Roll out your dough on a sheet of parchment paper. The dough sticks to the paper so that when you roll the dough out thin, it doesn’t spring back. You also cook the pizza on the paper which makes getting it in and out of the oven simple: slide the paper off the peel into the oven, slide the paper back onto the peel and out of the oven. You will especially appreciate this if you’ve ever tried to shove a sticky pizza off a peel and had the pizza fold over on itself into a monstrous taco. (“Peel” is the name for the oversized spatula you use to transfer the pizza to and from the oven.)
To prevent bubbles when heated, poke holes across the rolled-out dough’s surface all the way to the edge. You can use a fork for this.
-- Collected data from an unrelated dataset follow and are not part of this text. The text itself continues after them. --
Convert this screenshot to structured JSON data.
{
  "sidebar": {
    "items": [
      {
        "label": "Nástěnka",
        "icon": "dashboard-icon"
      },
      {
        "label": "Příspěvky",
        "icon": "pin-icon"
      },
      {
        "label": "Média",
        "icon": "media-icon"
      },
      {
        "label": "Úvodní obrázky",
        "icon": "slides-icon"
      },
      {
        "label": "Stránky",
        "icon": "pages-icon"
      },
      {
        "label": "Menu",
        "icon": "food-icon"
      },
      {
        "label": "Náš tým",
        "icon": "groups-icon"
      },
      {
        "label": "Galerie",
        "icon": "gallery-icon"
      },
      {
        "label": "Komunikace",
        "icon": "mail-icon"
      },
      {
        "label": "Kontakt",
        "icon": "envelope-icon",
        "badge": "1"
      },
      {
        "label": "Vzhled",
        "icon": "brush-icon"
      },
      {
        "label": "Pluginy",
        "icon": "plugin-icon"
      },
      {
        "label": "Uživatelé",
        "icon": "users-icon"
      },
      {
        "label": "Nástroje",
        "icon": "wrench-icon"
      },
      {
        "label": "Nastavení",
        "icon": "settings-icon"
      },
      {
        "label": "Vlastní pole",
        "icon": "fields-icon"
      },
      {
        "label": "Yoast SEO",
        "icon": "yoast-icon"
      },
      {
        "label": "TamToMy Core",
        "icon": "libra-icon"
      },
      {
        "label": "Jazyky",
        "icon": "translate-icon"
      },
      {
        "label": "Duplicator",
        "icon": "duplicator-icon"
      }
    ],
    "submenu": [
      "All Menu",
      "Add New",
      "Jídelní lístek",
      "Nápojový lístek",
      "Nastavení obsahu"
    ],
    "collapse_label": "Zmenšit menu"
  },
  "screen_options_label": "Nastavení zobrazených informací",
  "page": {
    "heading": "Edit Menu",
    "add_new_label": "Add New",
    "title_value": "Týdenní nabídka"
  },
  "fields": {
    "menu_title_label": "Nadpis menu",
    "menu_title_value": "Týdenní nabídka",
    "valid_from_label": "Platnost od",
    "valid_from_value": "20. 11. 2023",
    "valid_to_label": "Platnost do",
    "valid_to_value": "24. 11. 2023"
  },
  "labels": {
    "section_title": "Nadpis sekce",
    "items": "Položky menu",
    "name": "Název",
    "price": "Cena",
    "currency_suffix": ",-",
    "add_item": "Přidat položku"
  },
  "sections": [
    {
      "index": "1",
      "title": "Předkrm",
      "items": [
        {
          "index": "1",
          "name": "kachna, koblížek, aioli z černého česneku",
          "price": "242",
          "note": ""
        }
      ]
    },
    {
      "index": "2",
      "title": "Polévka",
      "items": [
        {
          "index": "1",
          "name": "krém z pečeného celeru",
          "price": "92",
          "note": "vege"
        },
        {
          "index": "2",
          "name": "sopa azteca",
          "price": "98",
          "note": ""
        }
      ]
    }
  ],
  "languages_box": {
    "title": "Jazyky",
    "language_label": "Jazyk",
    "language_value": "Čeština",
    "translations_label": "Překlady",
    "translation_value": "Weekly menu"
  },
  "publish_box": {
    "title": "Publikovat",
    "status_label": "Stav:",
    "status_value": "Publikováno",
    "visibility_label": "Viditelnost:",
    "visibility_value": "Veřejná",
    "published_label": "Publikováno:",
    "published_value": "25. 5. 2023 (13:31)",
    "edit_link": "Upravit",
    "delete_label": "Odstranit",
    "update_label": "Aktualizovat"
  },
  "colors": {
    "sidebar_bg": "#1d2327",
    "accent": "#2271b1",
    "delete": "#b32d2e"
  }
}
I use the pointy side of a meat tenderizer hammer. Don’t hit the pizza. Press.
A LIGHT HAND WITH THE TOPPINGSIt’s tempting to compensate for those times you thought Pizza Hut skimped on you pizza’s toppings. Resist. Just because there are 16 ounces of shredded cheese in that package doesn’t mean you should pile all of them on your pizza. If you’re putting spinach on your pizza, remember: you’re not making a salad. Your pizza will be in the oven less than 10 minutes; not nearly enough time to cook through Mt. McKinley.
A baking stone is fine, but in my oven a steel runs 20-or-so degrees hotter for a crispier crust.
I have never made a perfectly round pizza. I have tried. Mine approximate the shape of Australia.